Oposição à assembleia de representantes da mutualista Montepio defende cortes nos salários dos administradores

  • Lusa
  • 15 Novembro 2025

A Associação Mutualista Montepio Geral, com mais de 600 mil associados, tem em 19 de dezembro eleições para os órgãos associativos dos próximos quatro anos.

A lista da oposição à assembleia de representantes da mutualista Montepio defende cortes nos salários dos administradores, considerando que os valores se comparam erradamente com os pagos na banca, disse em entrevista o cabeça de lista, Tiago Mota Saraiva.

A Associação Mutualista Montepio Geral — com mais de 600 mil associados — tem em 19 de dezembro eleições para os órgãos associativos dos próximos quatro anos (2026-2029). Para a gestão da mutualista (mesa da assembleia geral, conselho de administração e conselho fiscal) há uma lista única (lista A), liderada por Virgílio Lima, presidente da mutualista desde 2019.

Já para a assembleia de representantes (uma espécie de parlamento onde são discutidos os temas estratégicos da mutualista, com 30 pessoas eleitas por método proporcional) foram apresentadas duas listas, a lista A, que volta a propor Vítor Melícias como primeiro nome, e a lista B, com Mota Saraiva a cabeça de lista.

Em entrevista à Lusa, Mota Saraiva considera que é desproporcionado o volume de gastos que a mutualista tem com os membros de órgãos sociais (cerca de 2,3 milhões de euros em 2024), explicando que isso acontece porque a mutualista faz comparar os salários dos gestores aos pagos na banca, quando se devia “comparar ao terceiro setor, à economia social”, ainda que o grupo Montepio seja dono do Banco Montepio.
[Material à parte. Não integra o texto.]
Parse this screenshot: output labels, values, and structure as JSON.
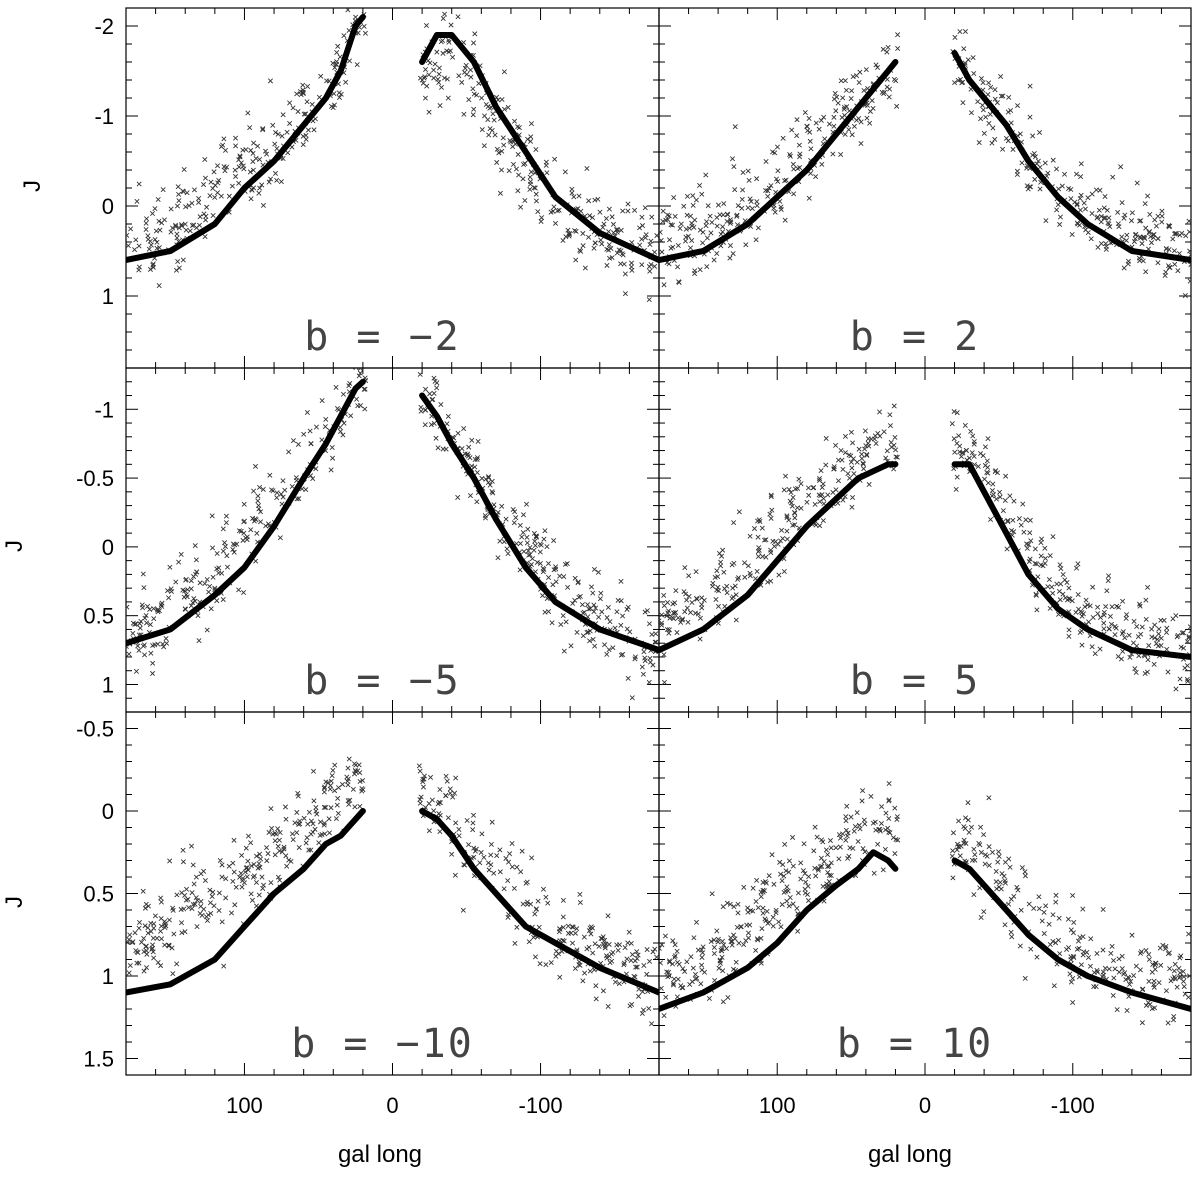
{
  "chart_data": {
    "type": "scatter",
    "xlabel": "gal long",
    "ylabel": "J",
    "x_ticks": [
      "100",
      "0",
      "-100"
    ],
    "xlim": [
      180,
      -180
    ],
    "x_axis": "reversed (galactic longitude decreasing to the right)",
    "y_axis": "inverted (J increases downward)",
    "layout": "3 rows x 2 columns, shared axes",
    "panels": [
      {
        "label": "b = −2",
        "ylim": [
          1.8,
          -2.2
        ],
        "y_ticks": [
          "-2",
          "-1",
          "0",
          "1"
        ],
        "y_tick_values": [
          -2,
          -1,
          0,
          1
        ],
        "model_left": {
          "x": [
            180,
            150,
            120,
            100,
            80,
            60,
            45,
            35,
            25,
            20
          ],
          "y": [
            0.6,
            0.5,
            0.2,
            -0.2,
            -0.5,
            -0.9,
            -1.2,
            -1.5,
            -2.0,
            -2.1
          ]
        },
        "model_right": {
          "x": [
            -20,
            -30,
            -40,
            -55,
            -70,
            -90,
            -110,
            -140,
            -180
          ],
          "y": [
            -1.6,
            -1.9,
            -1.9,
            -1.6,
            -1.1,
            -0.6,
            -0.1,
            0.3,
            0.6
          ]
        },
        "scatter_center": {
          "x": [
            180,
            150,
            120,
            100,
            80,
            60,
            45,
            35,
            25,
            -25,
            -40,
            -55,
            -70,
            -90,
            -110,
            -140,
            -180
          ],
          "y": [
            0.4,
            0.3,
            -0.1,
            -0.4,
            -0.6,
            -1.0,
            -1.3,
            -1.6,
            -2.0,
            -1.5,
            -1.8,
            -1.4,
            -1.0,
            -0.5,
            0.0,
            0.3,
            0.5
          ]
        }
      },
      {
        "label": "b = 2",
        "ylim": [
          1.8,
          -2.2
        ],
        "y_ticks": [
          "-2",
          "-1",
          "0",
          "1"
        ],
        "y_tick_values": [
          -2,
          -1,
          0,
          1
        ],
        "model_left": {
          "x": [
            180,
            150,
            120,
            100,
            80,
            60,
            45,
            35,
            25,
            20
          ],
          "y": [
            0.6,
            0.5,
            0.2,
            -0.1,
            -0.4,
            -0.8,
            -1.1,
            -1.3,
            -1.5,
            -1.6
          ]
        },
        "model_right": {
          "x": [
            -20,
            -30,
            -40,
            -55,
            -70,
            -90,
            -110,
            -140,
            -180
          ],
          "y": [
            -1.7,
            -1.4,
            -1.2,
            -0.9,
            -0.5,
            -0.1,
            0.2,
            0.5,
            0.6
          ]
        },
        "scatter_center": {
          "x": [
            180,
            150,
            120,
            100,
            80,
            60,
            45,
            35,
            25,
            -25,
            -40,
            -55,
            -70,
            -90,
            -110,
            -140,
            -180
          ],
          "y": [
            0.4,
            0.3,
            0.0,
            -0.3,
            -0.6,
            -0.9,
            -1.1,
            -1.3,
            -1.5,
            -1.5,
            -1.2,
            -1.0,
            -0.6,
            -0.2,
            0.1,
            0.3,
            0.5
          ]
        }
      },
      {
        "label": "b = −5",
        "ylim": [
          1.2,
          -1.3
        ],
        "y_ticks": [
          "-1",
          "-0.5",
          "0",
          "0.5",
          "1"
        ],
        "y_tick_values": [
          -1,
          -0.5,
          0,
          0.5,
          1
        ],
        "model_left": {
          "x": [
            180,
            150,
            120,
            100,
            80,
            60,
            45,
            35,
            25,
            20
          ],
          "y": [
            0.7,
            0.6,
            0.35,
            0.15,
            -0.15,
            -0.5,
            -0.75,
            -0.95,
            -1.15,
            -1.2
          ]
        },
        "model_right": {
          "x": [
            -20,
            -30,
            -40,
            -55,
            -70,
            -90,
            -110,
            -140,
            -180
          ],
          "y": [
            -1.1,
            -0.95,
            -0.75,
            -0.5,
            -0.2,
            0.15,
            0.4,
            0.6,
            0.75
          ]
        },
        "scatter_center": {
          "x": [
            180,
            150,
            120,
            100,
            80,
            60,
            45,
            35,
            25,
            -25,
            -40,
            -55,
            -70,
            -90,
            -110,
            -140,
            -180
          ],
          "y": [
            0.65,
            0.45,
            0.2,
            -0.05,
            -0.35,
            -0.6,
            -0.85,
            -1.0,
            -1.2,
            -1.05,
            -0.8,
            -0.6,
            -0.3,
            0.0,
            0.3,
            0.55,
            0.75
          ]
        }
      },
      {
        "label": "b = 5",
        "ylim": [
          1.2,
          -1.3
        ],
        "y_ticks": [
          "-1",
          "-0.5",
          "0",
          "0.5",
          "1"
        ],
        "y_tick_values": [
          -1,
          -0.5,
          0,
          0.5,
          1
        ],
        "model_left": {
          "x": [
            180,
            150,
            120,
            100,
            80,
            60,
            45,
            35,
            25,
            20
          ],
          "y": [
            0.75,
            0.6,
            0.35,
            0.1,
            -0.15,
            -0.35,
            -0.5,
            -0.55,
            -0.6,
            -0.6
          ]
        },
        "model_right": {
          "x": [
            -20,
            -30,
            -40,
            -55,
            -70,
            -90,
            -110,
            -140,
            -180
          ],
          "y": [
            -0.6,
            -0.6,
            -0.4,
            -0.1,
            0.2,
            0.45,
            0.6,
            0.75,
            0.8
          ]
        },
        "scatter_center": {
          "x": [
            180,
            150,
            120,
            100,
            80,
            60,
            45,
            35,
            25,
            -25,
            -40,
            -55,
            -70,
            -90,
            -110,
            -140,
            -180
          ],
          "y": [
            0.6,
            0.4,
            0.15,
            -0.1,
            -0.3,
            -0.5,
            -0.65,
            -0.7,
            -0.7,
            -0.7,
            -0.55,
            -0.3,
            0.0,
            0.3,
            0.5,
            0.65,
            0.75
          ]
        }
      },
      {
        "label": "b = −10",
        "ylim": [
          1.6,
          -0.6
        ],
        "y_ticks": [
          "-0.5",
          "0",
          "0.5",
          "1",
          "1.5"
        ],
        "y_tick_values": [
          -0.5,
          0,
          0.5,
          1,
          1.5
        ],
        "model_left": {
          "x": [
            180,
            150,
            120,
            100,
            80,
            60,
            45,
            35,
            25,
            20
          ],
          "y": [
            1.1,
            1.05,
            0.9,
            0.7,
            0.5,
            0.35,
            0.2,
            0.15,
            0.05,
            0.0
          ]
        },
        "model_right": {
          "x": [
            -20,
            -30,
            -40,
            -55,
            -70,
            -90,
            -110,
            -140,
            -180
          ],
          "y": [
            0.0,
            0.05,
            0.15,
            0.35,
            0.5,
            0.7,
            0.8,
            0.95,
            1.1
          ]
        },
        "scatter_center": {
          "x": [
            180,
            150,
            120,
            100,
            80,
            60,
            45,
            35,
            25,
            -25,
            -40,
            -55,
            -70,
            -90,
            -110,
            -140,
            -180
          ],
          "y": [
            0.9,
            0.7,
            0.5,
            0.4,
            0.25,
            0.1,
            0.0,
            -0.1,
            -0.2,
            -0.1,
            0.05,
            0.2,
            0.35,
            0.55,
            0.7,
            0.9,
            1.05
          ]
        }
      },
      {
        "label": "b = 10",
        "ylim": [
          1.6,
          -0.6
        ],
        "y_ticks": [
          "-0.5",
          "0",
          "0.5",
          "1",
          "1.5"
        ],
        "y_tick_values": [
          -0.5,
          0,
          0.5,
          1,
          1.5
        ],
        "model_left": {
          "x": [
            180,
            150,
            120,
            100,
            80,
            60,
            45,
            35,
            25,
            20
          ],
          "y": [
            1.2,
            1.1,
            0.95,
            0.8,
            0.6,
            0.45,
            0.35,
            0.25,
            0.3,
            0.35
          ]
        },
        "model_right": {
          "x": [
            -20,
            -30,
            -40,
            -55,
            -70,
            -90,
            -110,
            -140,
            -180
          ],
          "y": [
            0.3,
            0.35,
            0.45,
            0.6,
            0.75,
            0.9,
            1.0,
            1.1,
            1.2
          ]
        },
        "scatter_center": {
          "x": [
            180,
            150,
            120,
            100,
            80,
            60,
            45,
            35,
            25,
            -25,
            -40,
            -55,
            -70,
            -90,
            -110,
            -140,
            -180
          ],
          "y": [
            1.0,
            0.9,
            0.7,
            0.55,
            0.4,
            0.25,
            0.15,
            0.1,
            0.1,
            0.2,
            0.3,
            0.45,
            0.6,
            0.75,
            0.9,
            1.0,
            1.05
          ]
        }
      }
    ],
    "colors": {
      "model": "#000000",
      "scatter": "#333333",
      "axes": "#000000",
      "label": "#444444"
    },
    "grid": false
  }
}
Defendemos a compatibilização com aquilo que é o setor social, com o que são os rendimentos dos órgãos sociais de outras associações e não da banca. A Associação Mutualista não tem de se comparar à banca“, afirmou o arquiteto e professor universitário.

O candidato (que já nas eleições de 2021 integrou uma lista de oposição, liderada por Eugénio Rosa) afirmou que a lista B não tem já um valor de corte definido mas que quer levar esse tema à assembleia de representantes.

Um dos princípios dessa revisão salarial, acrescentou, é também a subida do salário mínimo no grupo e que o salário máximo seja uma proporção desse para que os dirigentes também tenham incentivo no aumento das remunerações mais baixas.

Questionado sobre por que razão não concorre a lista B à gestão, Mota Saraiva disse que entenderam que a administração deve concluir dossiês, como a revisão do código mutualista com o Governo, e porque querem focar-se na assembleia de representantes para levar a cabo tarefas como a revisão de estatutos, “fundamental para garantir alguma dose de democraticidade dentro da associação”.

O objetivo da lista B é eleger 16 representantes para ter a maioria dos membros do órgão associativo e poder forçar a transparência de informação e o escrutínio, disse. A lista usa como trunfo agregar como apoiantes pessoas como António Godinho e Pedro Corte Real, que no passado se candidataram em listas da oposição.

Entre os apoiantes da lista B estão figuras como Carvalho da Silva (ex-dirigente da CGTP), Helena Roseta (ex-deputada pelo PSD e pelo PS) e Marina Gonçalves (ex-ministra do PS).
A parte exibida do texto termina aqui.